Black Squaw, Yann, Henriet et Bessie sortent des nuages

Le duo Yann-Henriet ressort des nuages pour une nouvelle série aéronautique après Dents d’ours. Avec Black Squaw, pré-publié dans Spirou, comme Yann l’avait confié dans sa dernière interview à ligneclaire, on part sur traces d’un personnage atypique et authentique, Bessie Coleman. Elle a été la première femme noire brevetée pilote, et en France qui plus est, pour cause de racisme officiel eaux USA. Les années 20, un certain Capone, il faut bien vivre et la jolie Bessie prend son envol après une jeunesse mouvementée. Têtue, volontaire, courageuse, Bessie saura aller au bout de ses ambitions tout en vivant un parcours romanesque et aventureux. Yann a le chic pour que ses lecteurs tombent sous le charme de ses héroïnes, de Bessie à Angela. Le dessin d’Henriet, qui n’y est pas pour rien comme Romain Hugault, est une fois de plus un plaisir digne de tous les éloges.
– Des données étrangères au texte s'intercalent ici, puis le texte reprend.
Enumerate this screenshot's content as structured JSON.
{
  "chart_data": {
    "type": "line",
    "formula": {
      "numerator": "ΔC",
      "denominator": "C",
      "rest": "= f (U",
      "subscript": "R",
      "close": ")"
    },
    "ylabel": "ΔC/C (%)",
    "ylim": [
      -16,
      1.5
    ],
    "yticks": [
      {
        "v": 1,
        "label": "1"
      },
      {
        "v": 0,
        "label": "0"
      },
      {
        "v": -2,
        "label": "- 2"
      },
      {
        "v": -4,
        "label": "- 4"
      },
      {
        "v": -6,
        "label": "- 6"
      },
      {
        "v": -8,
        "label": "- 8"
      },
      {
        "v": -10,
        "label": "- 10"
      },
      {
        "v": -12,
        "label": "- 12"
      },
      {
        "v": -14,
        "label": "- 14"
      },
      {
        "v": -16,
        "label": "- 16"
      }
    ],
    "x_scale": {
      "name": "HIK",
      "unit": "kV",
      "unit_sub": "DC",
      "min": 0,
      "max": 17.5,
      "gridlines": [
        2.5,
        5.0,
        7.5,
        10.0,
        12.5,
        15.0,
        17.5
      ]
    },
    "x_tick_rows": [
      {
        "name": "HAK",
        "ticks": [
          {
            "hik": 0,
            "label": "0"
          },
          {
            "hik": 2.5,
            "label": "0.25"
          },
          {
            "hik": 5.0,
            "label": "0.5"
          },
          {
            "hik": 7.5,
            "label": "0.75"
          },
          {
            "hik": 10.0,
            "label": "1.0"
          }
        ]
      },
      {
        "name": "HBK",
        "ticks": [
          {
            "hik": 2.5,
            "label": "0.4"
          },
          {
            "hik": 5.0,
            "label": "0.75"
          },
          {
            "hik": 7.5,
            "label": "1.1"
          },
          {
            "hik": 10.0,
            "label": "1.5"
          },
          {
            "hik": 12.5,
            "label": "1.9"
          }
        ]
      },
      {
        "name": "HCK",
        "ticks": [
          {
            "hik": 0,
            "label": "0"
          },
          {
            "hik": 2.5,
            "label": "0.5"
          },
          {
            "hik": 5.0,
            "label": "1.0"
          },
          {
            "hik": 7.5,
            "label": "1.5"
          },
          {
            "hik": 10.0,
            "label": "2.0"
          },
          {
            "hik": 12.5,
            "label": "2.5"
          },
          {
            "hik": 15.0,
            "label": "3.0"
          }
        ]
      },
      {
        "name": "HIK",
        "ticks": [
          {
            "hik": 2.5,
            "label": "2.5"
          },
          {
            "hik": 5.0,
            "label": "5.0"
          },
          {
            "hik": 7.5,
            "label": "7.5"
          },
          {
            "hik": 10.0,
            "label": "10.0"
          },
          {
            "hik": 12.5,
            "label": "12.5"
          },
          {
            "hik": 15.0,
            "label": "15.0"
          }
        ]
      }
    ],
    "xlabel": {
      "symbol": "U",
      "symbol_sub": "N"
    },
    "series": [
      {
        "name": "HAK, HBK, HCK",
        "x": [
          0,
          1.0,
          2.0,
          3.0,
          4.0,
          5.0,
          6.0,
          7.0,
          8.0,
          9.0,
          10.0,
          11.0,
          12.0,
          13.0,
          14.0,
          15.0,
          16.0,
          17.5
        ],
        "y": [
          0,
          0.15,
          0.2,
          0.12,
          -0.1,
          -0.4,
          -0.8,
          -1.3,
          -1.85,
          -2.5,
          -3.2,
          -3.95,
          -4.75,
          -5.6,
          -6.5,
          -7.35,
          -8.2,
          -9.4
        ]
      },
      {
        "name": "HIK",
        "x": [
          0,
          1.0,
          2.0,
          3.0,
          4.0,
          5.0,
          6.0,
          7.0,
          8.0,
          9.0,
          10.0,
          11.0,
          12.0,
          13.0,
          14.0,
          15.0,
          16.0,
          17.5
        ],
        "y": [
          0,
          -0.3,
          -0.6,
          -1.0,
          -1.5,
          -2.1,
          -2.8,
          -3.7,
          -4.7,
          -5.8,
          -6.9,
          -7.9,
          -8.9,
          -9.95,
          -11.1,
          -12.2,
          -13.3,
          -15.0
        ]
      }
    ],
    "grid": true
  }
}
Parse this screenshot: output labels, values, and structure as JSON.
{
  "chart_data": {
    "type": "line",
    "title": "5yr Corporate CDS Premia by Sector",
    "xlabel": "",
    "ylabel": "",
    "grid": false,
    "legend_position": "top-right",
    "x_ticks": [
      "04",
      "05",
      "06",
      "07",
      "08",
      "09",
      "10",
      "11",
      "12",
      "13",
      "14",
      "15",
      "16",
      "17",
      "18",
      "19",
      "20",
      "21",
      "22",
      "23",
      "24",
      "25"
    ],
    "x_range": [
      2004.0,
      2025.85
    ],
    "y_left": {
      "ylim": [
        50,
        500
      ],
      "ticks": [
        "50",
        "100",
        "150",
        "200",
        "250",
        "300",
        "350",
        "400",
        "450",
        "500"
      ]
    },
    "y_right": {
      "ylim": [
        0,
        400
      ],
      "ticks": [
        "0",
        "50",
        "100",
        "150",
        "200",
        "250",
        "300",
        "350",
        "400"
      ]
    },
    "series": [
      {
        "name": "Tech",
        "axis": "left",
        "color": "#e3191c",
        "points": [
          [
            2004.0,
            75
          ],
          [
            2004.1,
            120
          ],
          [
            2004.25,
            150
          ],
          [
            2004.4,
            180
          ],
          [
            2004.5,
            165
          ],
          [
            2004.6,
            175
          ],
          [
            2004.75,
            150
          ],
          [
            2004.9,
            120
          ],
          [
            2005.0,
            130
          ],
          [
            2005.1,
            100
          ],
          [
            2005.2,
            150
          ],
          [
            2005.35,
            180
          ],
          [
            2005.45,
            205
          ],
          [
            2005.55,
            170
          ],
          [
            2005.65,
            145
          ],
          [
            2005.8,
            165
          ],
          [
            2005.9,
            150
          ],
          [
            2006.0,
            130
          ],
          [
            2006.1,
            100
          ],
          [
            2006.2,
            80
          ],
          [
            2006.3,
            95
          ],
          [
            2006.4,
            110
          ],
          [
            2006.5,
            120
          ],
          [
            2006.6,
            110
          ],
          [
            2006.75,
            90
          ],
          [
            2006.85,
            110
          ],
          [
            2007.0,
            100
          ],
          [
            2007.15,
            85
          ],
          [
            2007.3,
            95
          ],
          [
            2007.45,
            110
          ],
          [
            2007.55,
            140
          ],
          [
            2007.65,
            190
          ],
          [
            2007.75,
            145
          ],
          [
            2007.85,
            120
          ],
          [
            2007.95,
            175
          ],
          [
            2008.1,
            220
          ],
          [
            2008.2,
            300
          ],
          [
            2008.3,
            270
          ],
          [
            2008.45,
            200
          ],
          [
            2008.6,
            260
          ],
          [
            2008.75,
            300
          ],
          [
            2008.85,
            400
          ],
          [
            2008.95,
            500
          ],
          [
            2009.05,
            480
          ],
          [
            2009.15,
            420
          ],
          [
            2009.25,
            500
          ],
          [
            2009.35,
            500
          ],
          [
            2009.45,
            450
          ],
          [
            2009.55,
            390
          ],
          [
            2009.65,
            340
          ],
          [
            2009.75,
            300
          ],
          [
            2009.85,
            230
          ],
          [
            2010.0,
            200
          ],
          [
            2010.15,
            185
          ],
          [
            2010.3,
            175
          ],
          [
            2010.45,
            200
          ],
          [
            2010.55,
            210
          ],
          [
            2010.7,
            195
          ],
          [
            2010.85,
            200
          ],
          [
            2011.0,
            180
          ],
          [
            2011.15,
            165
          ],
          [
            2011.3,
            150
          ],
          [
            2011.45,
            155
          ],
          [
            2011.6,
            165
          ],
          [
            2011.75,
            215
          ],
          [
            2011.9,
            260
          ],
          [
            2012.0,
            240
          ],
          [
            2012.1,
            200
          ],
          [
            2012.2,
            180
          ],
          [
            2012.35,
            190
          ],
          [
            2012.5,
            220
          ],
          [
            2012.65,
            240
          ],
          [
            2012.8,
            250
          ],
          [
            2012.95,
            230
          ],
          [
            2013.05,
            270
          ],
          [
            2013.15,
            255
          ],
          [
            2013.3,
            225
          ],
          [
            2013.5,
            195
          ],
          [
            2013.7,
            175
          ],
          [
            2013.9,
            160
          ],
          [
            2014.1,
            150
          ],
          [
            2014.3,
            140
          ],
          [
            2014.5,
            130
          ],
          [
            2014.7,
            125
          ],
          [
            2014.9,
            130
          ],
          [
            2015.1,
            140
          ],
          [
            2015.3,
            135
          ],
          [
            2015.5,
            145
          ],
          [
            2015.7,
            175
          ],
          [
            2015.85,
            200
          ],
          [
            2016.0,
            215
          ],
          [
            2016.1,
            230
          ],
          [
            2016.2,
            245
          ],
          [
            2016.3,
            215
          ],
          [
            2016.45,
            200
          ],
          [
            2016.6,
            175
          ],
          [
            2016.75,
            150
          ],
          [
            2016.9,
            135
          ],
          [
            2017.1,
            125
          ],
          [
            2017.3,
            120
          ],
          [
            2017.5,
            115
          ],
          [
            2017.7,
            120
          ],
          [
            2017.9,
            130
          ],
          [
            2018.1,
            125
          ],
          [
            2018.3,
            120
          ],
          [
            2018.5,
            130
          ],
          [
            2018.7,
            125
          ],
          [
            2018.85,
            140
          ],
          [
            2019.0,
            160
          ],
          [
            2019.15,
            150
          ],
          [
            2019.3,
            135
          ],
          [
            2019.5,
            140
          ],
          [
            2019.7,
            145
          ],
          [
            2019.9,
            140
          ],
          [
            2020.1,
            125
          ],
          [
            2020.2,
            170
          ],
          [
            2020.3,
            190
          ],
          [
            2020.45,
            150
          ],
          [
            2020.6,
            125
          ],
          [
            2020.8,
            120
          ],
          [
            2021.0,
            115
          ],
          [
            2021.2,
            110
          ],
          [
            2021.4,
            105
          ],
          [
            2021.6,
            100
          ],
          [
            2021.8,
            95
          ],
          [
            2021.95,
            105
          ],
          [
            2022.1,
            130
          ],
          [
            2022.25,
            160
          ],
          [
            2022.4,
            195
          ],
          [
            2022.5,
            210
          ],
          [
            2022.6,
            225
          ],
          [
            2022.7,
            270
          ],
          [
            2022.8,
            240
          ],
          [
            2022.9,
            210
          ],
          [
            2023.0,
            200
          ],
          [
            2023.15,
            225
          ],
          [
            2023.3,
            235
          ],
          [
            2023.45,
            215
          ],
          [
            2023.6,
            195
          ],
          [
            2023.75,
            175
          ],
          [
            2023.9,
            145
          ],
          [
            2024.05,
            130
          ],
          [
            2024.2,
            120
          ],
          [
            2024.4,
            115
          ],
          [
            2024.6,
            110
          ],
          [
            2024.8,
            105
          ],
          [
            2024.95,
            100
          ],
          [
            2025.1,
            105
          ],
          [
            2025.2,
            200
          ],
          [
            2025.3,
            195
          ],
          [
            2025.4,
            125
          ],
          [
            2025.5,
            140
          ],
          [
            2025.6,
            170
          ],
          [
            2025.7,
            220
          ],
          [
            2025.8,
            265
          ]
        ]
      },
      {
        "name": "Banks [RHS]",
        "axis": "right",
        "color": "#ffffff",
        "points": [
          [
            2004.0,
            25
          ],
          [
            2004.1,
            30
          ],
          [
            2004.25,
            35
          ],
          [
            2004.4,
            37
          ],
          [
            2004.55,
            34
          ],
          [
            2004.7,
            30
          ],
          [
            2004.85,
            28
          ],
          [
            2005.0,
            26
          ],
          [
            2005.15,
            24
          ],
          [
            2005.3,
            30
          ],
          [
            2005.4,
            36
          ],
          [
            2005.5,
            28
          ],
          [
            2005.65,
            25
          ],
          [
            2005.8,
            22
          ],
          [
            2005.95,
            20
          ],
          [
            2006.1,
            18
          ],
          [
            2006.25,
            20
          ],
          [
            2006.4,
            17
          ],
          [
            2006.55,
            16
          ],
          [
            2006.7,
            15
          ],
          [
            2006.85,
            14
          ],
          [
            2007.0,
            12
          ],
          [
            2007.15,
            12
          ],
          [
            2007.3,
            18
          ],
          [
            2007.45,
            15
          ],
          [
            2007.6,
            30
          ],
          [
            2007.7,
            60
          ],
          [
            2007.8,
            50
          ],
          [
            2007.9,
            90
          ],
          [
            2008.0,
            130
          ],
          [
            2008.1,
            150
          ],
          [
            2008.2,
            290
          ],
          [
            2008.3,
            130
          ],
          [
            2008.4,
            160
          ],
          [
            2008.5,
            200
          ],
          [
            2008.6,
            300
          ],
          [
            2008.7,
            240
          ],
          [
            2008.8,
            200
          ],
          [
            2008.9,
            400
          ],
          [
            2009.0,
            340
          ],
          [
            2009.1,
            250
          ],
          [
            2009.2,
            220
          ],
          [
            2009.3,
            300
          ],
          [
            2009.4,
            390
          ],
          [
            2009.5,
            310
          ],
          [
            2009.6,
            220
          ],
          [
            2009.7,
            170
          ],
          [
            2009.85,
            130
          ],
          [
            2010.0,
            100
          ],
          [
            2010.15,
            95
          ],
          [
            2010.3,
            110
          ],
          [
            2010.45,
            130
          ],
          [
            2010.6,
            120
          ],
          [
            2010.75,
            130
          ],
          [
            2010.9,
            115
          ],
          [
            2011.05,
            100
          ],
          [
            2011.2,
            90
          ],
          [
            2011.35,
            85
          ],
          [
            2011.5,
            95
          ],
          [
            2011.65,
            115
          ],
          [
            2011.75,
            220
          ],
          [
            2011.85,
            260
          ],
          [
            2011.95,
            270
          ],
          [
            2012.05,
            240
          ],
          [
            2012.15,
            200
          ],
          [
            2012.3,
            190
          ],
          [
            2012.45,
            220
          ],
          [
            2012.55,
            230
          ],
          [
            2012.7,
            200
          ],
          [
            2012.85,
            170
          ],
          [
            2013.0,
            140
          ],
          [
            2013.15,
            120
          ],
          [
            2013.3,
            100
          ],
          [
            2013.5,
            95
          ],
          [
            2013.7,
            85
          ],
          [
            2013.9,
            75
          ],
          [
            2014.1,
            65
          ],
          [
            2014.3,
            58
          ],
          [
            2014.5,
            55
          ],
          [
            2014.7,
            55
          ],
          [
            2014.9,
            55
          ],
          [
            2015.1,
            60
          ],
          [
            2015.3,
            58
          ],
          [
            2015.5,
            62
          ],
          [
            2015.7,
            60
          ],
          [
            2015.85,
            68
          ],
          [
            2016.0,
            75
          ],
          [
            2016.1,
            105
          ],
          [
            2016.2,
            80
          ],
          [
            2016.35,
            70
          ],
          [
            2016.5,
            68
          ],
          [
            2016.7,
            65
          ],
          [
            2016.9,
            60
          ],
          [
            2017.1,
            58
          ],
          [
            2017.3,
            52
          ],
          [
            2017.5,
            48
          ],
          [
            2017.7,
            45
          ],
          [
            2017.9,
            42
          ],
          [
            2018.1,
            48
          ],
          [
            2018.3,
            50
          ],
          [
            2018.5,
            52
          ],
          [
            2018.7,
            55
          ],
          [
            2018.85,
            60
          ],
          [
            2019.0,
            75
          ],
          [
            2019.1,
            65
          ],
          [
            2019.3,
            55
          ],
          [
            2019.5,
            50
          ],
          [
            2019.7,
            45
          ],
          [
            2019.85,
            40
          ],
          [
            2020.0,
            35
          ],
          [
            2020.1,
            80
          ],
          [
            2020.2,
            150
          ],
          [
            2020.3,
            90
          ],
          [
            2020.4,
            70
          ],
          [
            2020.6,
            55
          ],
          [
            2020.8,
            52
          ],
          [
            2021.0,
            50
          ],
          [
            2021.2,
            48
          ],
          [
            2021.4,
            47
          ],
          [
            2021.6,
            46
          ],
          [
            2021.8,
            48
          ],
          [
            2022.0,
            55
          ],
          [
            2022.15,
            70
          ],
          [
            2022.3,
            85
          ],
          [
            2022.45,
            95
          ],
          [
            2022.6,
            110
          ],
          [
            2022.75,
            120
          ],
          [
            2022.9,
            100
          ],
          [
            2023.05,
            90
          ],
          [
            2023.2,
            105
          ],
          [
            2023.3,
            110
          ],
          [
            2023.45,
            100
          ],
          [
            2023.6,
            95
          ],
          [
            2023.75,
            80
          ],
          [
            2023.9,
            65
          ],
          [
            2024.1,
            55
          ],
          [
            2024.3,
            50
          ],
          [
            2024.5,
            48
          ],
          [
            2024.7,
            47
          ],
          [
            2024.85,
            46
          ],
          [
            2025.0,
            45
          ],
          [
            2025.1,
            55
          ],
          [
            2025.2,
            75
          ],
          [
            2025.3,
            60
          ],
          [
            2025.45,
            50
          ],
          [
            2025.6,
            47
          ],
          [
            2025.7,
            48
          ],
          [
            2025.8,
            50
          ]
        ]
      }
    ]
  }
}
Au large de Terre Neuven dans les années folles de la Prohibition qui interdit l’alcool aux États-Unis, on trafique ferme, par mer et par air. Les Gardes-côtes US patrouillent et font des cartons sur les avions qui passent. Avec possibilité d’erreur sur le sujet comme pour, simple hypothèse, l’Oiseau Blanc de Nungesser et Coli. Bessie est aux commandes d’un hydravion qui transporte le comptable d’Al Capone et repartira le plein fait de cognac et autre Champagne. Bessie est métisse, mi-indienne, mi-noire. Pendant que le comptable tente de faire baisser les tarifs auprès de ses pourvoyeurs canadiens francophones, Bessie se prépare au retour avec des conditions météo difficiles. Et se souvient de son enfance dans une réserve indienne où son père était policier.

Night Hawk

Tout en étant immédiatement en pleine action, le personnage de Bessie Smith prend ses marques, se raconte. On est dans le savoir-faire Yann. De l’éprouvé et du solide qui donne au scénario sa puissance narrative avec relances à la clé pour intriguer le lecteur, lui offrir des pauses et des besoins d’y retourner au plus vite. L’enfance, le premier contact avec un avion, la folie du Klan qui va la pourchasser, Yann a romancé bien sûr le destin de Bessie tout en gardant une base bibliographique évidente. Henriet, découpe, cadre, ouvre les angles de ses cases, d’un trait souple, précis et clair. Que du bonheur et de la BD à l’état pur.